Alan Smithee, il regista inesistente.

Ci sono più di 25 film attribuiti al regista statunitense. Che non è mai esistito.

Nel 1968 esce Ultima notte a Cottonwood (“Death of a Gunfighter”), un western che non lasciò il segno ma che viene ricordato tutt’oggi per aver dato i natali ad Alan Smithee (Allen Smithee in questo caso). Ma perché di questo regista non esistono fotografie né biografie attendibili? Che sia subito finito nel dimenticatoio? Eppure, a ben guardare su siti come IMDB o Wikipedia, la sua filmografia è piuttosto vasta. La ragione di questo mistero si trova proprio in quel western del 1968. Il protagonista Richard Widmark, che aveva ben più di una semplice libertà di parola all’interno delle gerarchie produttive, litigò col regista Robert Totten e lo fece cacciare. Al suo posto arrivo il maturo Don Siegel, che accettò di portare a termine il film.
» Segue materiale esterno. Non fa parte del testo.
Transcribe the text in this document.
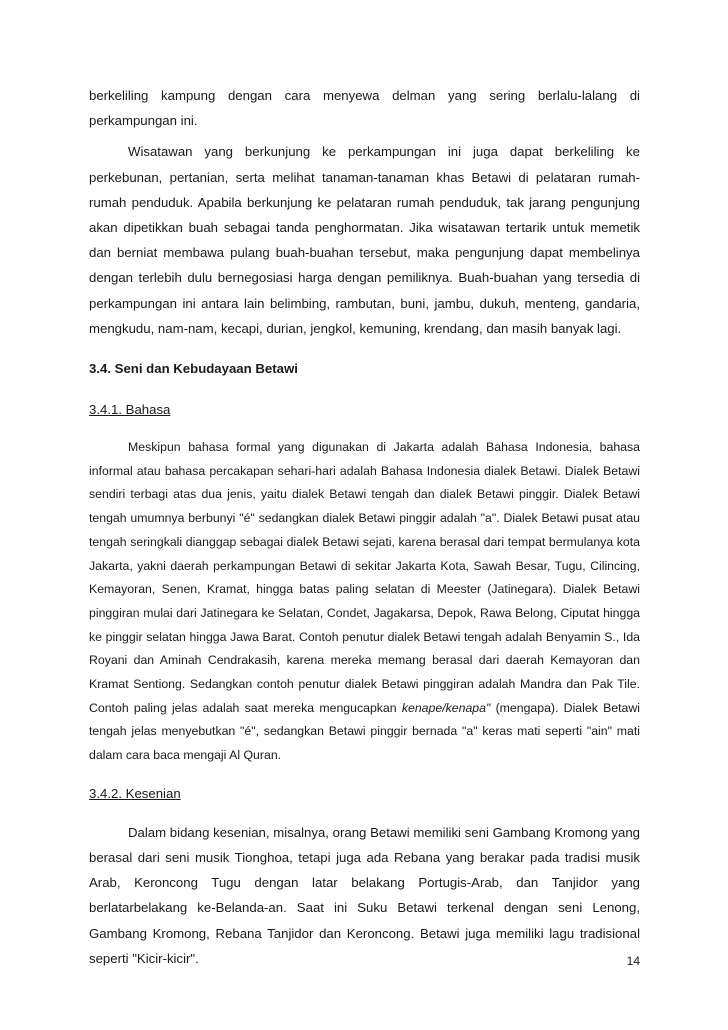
berkeliling kampung dengan cara menyewa delman yang sering berlalu-lalang di perkampungan ini.

Wisatawan yang berkunjung ke perkampungan ini juga dapat berkeliling ke perkebunan, pertanian, serta melihat tanaman-tanaman khas Betawi di pelataran rumah-rumah penduduk. Apabila berkunjung ke pelataran rumah penduduk, tak jarang pengunjung akan dipetikkan buah sebagai tanda penghormatan. Jika wisatawan tertarik untuk memetik dan berniat membawa pulang buah-buahan tersebut, maka pengunjung dapat membelinya dengan terlebih dulu bernegosiasi harga dengan pemiliknya. Buah-buahan yang tersedia di perkampungan ini antara lain belimbing, rambutan, buni, jambu, dukuh, menteng, gandaria, mengkudu, nam-nam, kecapi, durian, jengkol, kemuning, krendang, dan masih banyak lagi.

3.4. Seni dan Kebudayaan Betawi
3.4.1. Bahasa

Meskipun bahasa formal yang digunakan di Jakarta adalah Bahasa Indonesia, bahasa informal atau bahasa percakapan sehari-hari adalah Bahasa Indonesia dialek Betawi. Dialek Betawi sendiri terbagi atas dua jenis, yaitu dialek Betawi tengah dan dialek Betawi pinggir. Dialek Betawi tengah umumnya berbunyi "é" sedangkan dialek Betawi pinggir adalah "a". Dialek Betawi pusat atau tengah seringkali dianggap sebagai dialek Betawi sejati, karena berasal dari tempat bermulanya kota Jakarta, yakni daerah perkampungan Betawi di sekitar Jakarta Kota, Sawah Besar, Tugu, Cilincing, Kemayoran, Senen, Kramat, hingga batas paling selatan di Meester (Jatinegara). Dialek Betawi pinggiran mulai dari Jatinegara ke Selatan, Condet, Jagakarsa, Depok, Rawa Belong, Ciputat hingga ke pinggir selatan hingga Jawa Barat. Contoh penutur dialek Betawi tengah adalah Benyamin S., Ida Royani dan Aminah Cendrakasih, karena mereka memang berasal dari daerah Kemayoran dan Kramat Sentiong. Sedangkan contoh penutur dialek Betawi pinggiran adalah Mandra dan Pak Tile. Contoh paling jelas adalah saat mereka mengucapkan kenape/kenapa" (mengapa). Dialek Betawi tengah jelas menyebutkan "é", sedangkan Betawi pinggir bernada "a" keras mati seperti "ain" mati dalam cara baca mengaji Al Quran.

3.4.2. Kesenian

Dalam bidang kesenian, misalnya, orang Betawi memiliki seni Gambang Kromong yang berasal dari seni musik Tionghoa, tetapi juga ada Rebana yang berakar pada tradisi musik Arab, Keroncong Tugu dengan latar belakang Portugis-Arab, dan Tanjidor yang berlatarbelakang ke-Belanda-an. Saat ini Suku Betawi terkenal dengan seni Lenong, Gambang Kromong, Rebana Tanjidor dan Keroncong. Betawi juga memiliki lagu tradisional seperti "Kicir-kicir".	14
Ma, una volta terminate le riprese, ne Totten ne Siegel vollero accollarsi la paternità di un film non loro: il primo per rancore, il secondo per rispetto verso l’altro. I produttori scelsero allora un nome inventato, Allen Smithee: egli apparve sulle locandine, nelle pubblicità, nel film. Da quel momento lo pseudonimo (che passò anche alle varianti Al Smithee, Alan Smithee, Allen Smithee, Alan Smithe) iniziò ad essere utilizzato da registi in contrasto con le produzioni che preferivano non firmare col proprio nome le pellicole. Da quel momento, ogni qualvolta un regista rifiutava di firmare una pellicola, questa veniva regolarmente attribuita a Smithee: da City in Fear con Burt Reynolds (Jud Taylor, 1980) a Dune (David Lynch, 1981), da Ore Disperate (Dennis Hopper, 1990) a Hellraiser: La stirpe maledetta (Kevin Yagher, 1996). Nel 1997 uscì il film Hollywood Brucia, una satira sul mondo del cinema in cui il protagonista era lo sfortunato regista Smithee. Ma, ironia della sorte (e del cinema), il regista Arthur Hiller litigò con la produzione, che fu costretta ad attribuire il film proprio ad Alan Smithee. Quando la realtà supera la fantasia. O meglio, quando cade definitivamente il muro che le separa.